Given all of the army-themed first- and third-person shooters, one might wonder why we even need a game like G.I. Joe: The Rise of Cobra. While Call of Duty and Red Faction: Guerilla may not have Duke, Heavy Duty and Shipwreck, they do have plenty of over-the-top battles for you to take part in. There's not one thing about this game that is unique or specific to the G.I. Joe brand. Perhaps if the game was using the old cartoon's art style there might have been something to make this feel like a G.I. Joe game. But instead The Rise of Cobra feels like nothing more than a generic movie license action game ... which is exactly what it is.

Things are bad right from the start. The moment you push the button you are treated to a horribly acted cinema with questionable frame rate issues and absolutely no wit. The writing feels like it was generated from a computer programmed to sit out nothing but the most generic action cliches. The story they set up is neither interesting or fun, it feels like it's there only to give you reasons to fight through some of the lamest level I've seen all year.
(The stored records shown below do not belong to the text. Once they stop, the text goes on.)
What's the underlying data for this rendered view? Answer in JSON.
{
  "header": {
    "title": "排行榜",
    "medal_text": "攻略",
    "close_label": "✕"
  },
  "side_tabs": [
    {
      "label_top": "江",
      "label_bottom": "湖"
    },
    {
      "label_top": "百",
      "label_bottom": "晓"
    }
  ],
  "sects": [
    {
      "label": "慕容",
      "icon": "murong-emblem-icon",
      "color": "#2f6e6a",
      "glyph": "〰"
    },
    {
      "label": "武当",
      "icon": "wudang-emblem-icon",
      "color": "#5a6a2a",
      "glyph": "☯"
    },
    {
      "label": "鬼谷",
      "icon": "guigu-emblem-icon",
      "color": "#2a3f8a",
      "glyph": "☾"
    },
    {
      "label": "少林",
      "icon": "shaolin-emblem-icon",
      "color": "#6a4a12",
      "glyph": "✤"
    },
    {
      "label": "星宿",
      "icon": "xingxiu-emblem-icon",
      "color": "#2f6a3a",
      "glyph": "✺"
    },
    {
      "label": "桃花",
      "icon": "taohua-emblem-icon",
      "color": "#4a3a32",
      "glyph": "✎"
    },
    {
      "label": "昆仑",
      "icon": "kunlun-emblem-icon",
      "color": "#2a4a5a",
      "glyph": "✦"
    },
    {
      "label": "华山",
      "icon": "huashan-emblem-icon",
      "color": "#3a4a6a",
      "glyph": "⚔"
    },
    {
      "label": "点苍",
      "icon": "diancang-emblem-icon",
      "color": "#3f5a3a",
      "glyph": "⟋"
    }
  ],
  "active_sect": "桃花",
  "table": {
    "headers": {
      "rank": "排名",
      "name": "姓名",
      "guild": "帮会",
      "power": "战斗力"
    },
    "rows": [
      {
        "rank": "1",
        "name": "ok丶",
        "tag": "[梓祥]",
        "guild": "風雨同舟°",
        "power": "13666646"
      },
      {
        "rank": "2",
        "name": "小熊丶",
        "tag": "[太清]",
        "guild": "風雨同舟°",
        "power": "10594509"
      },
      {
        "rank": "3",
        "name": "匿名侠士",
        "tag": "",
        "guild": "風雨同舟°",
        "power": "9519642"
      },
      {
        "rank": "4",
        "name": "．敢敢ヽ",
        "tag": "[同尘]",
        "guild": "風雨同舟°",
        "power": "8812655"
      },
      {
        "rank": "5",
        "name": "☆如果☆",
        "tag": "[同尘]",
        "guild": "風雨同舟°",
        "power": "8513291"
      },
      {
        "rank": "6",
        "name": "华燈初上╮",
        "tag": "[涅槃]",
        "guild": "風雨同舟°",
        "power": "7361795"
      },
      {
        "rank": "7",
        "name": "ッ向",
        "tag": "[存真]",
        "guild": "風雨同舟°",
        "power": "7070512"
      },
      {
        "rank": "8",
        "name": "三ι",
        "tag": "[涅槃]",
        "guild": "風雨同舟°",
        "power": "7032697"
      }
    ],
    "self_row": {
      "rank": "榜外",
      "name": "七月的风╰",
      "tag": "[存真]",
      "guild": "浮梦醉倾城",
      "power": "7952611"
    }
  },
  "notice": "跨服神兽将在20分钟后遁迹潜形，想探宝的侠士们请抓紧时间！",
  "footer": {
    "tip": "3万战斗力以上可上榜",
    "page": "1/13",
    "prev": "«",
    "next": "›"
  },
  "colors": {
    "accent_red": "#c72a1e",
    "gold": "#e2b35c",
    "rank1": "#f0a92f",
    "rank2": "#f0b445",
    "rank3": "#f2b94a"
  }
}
But all of these problems fall by the wayside when you actually start playing this clunky shooter. At its core this is a third-person shooter, sort of a weird combination of Gears of War and Cabal (the 1988 arcade game). No matter if you're playing by yourself or with a friend, there is always a second player by your side. The camera is pulled way back so that both characters are teeny tiny, fighting on plain looking levels with no detail and repeating textures. At first I was ready to say that this looked like a PlayStation 2 game, but the more I thought about it I was reminded of some of the really good looking PS2 games. Everything about this game's look -- the character models, the repeating backgrounds, the cheesy explosions, even the moment you unlock a new fighter -- look like they're a decade old.

All of these complaints and yet we still haven't come to the real problem plaguing G.I Joe: The Rise of Cobra. Had this been yet another lame action game mimicking what is popular today that would be one thing. But G.I. Joe doesn't feel like what is popular today ... it feels like what was popular ten years ago. And even then I would argue that this game would have received low scores for its incompetent gameplay.
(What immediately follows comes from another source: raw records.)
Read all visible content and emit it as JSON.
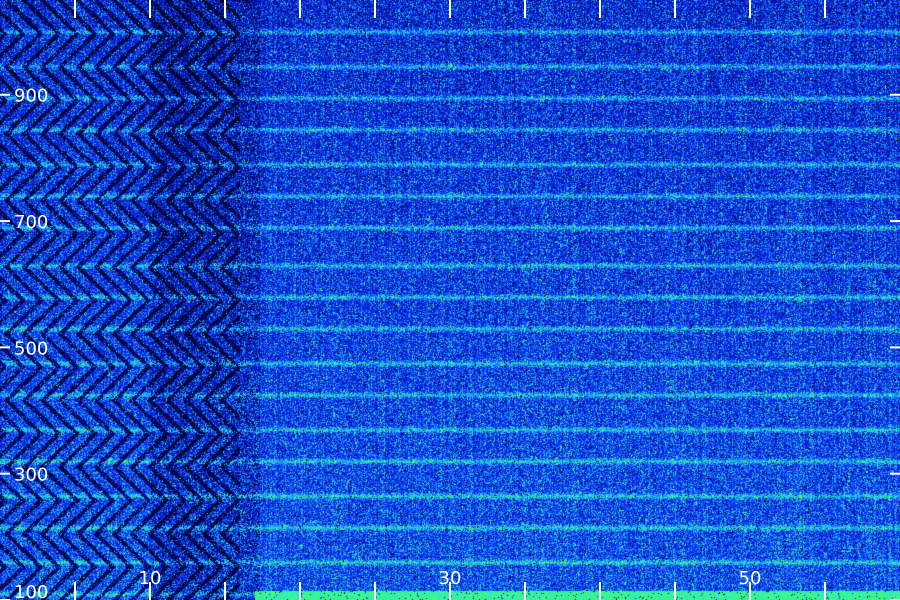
{
  "chart_data": {
    "type": "heatmap",
    "title": "",
    "xlabel": "",
    "ylabel": "",
    "xlim": [
      0,
      60
    ],
    "ylim": [
      100,
      1050
    ],
    "x_tick_labels": [
      {
        "value": 10,
        "label": "10"
      },
      {
        "value": 30,
        "label": "30"
      },
      {
        "value": 50,
        "label": "50"
      }
    ],
    "x_minor_ticks": [
      5,
      15,
      20,
      25,
      35,
      40,
      45,
      55
    ],
    "y_tick_labels": [
      {
        "value": 100,
        "label": "100"
      },
      {
        "value": 300,
        "label": "300"
      },
      {
        "value": 500,
        "label": "500"
      },
      {
        "value": 700,
        "label": "700"
      },
      {
        "value": 900,
        "label": "900"
      }
    ],
    "harmonic_bands_y": [
      110,
      160,
      215,
      265,
      320,
      370,
      425,
      475,
      530,
      580,
      630,
      690,
      740,
      790,
      845,
      895,
      945,
      1000
    ],
    "strong_energy_band_y": [
      100,
      115
    ],
    "strong_energy_band_x": [
      17,
      60
    ],
    "colormap": [
      "#000000",
      "#000a6e",
      "#0a1ed2",
      "#1446ff",
      "#1ea0ff",
      "#28e6dc",
      "#46ff5a"
    ],
    "grid": false
  }
}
The worst part of the game is clearly how the game controls. You shoot with the right trigger, but outside of that you have very little control over where you're firing. Playing the tutorial unlocks a way to switch targets (gee thanks), but even that is completely unruly. Switching guys is as easy as pushing the right analog stick left or right, you basically cycle through the next nearest bad guy. The problem comes when you have a lot of characters on screen. Suddenly switching from the guy you're firing at to the one next to you at point blank range can take several seconds, enough time for you to lose most of (if not all of) your life. This dilemma happens constantly, multiple times in each level.
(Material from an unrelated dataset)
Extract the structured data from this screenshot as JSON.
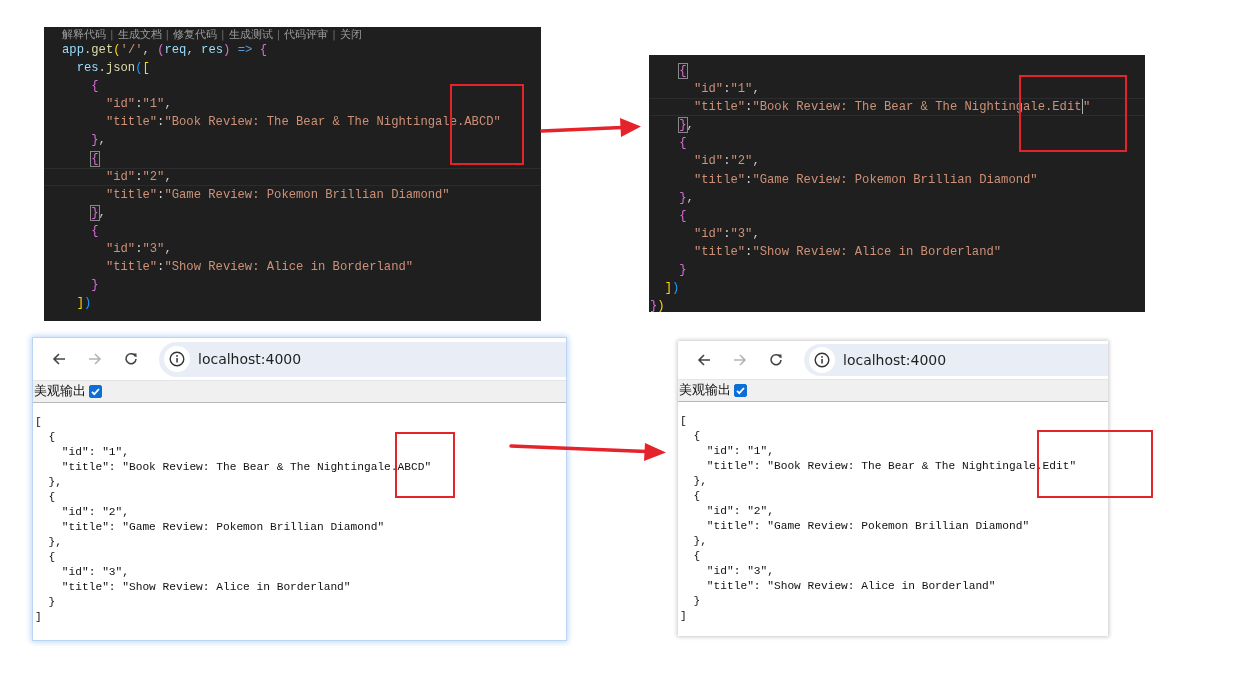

And that's not the worst of it. Sometimes your character won't target a character for what feels like no reason. They can be right next to you, but no matter how many times you fiddle with the right analog stick you can't select him. What's more, the target will often get stuck on bonus boxes and exploding red barrels. While it's certainly cool that you can get extra points for shooting boxes, they take several seconds to destroy and end up frustrating the whole situation when you're in the middle of a major firefight. This one issue is enough to ruin would could have been a fun old school-style action game. Nobody enjoys fighting with the targeting system, especially now that we're in the 21st century.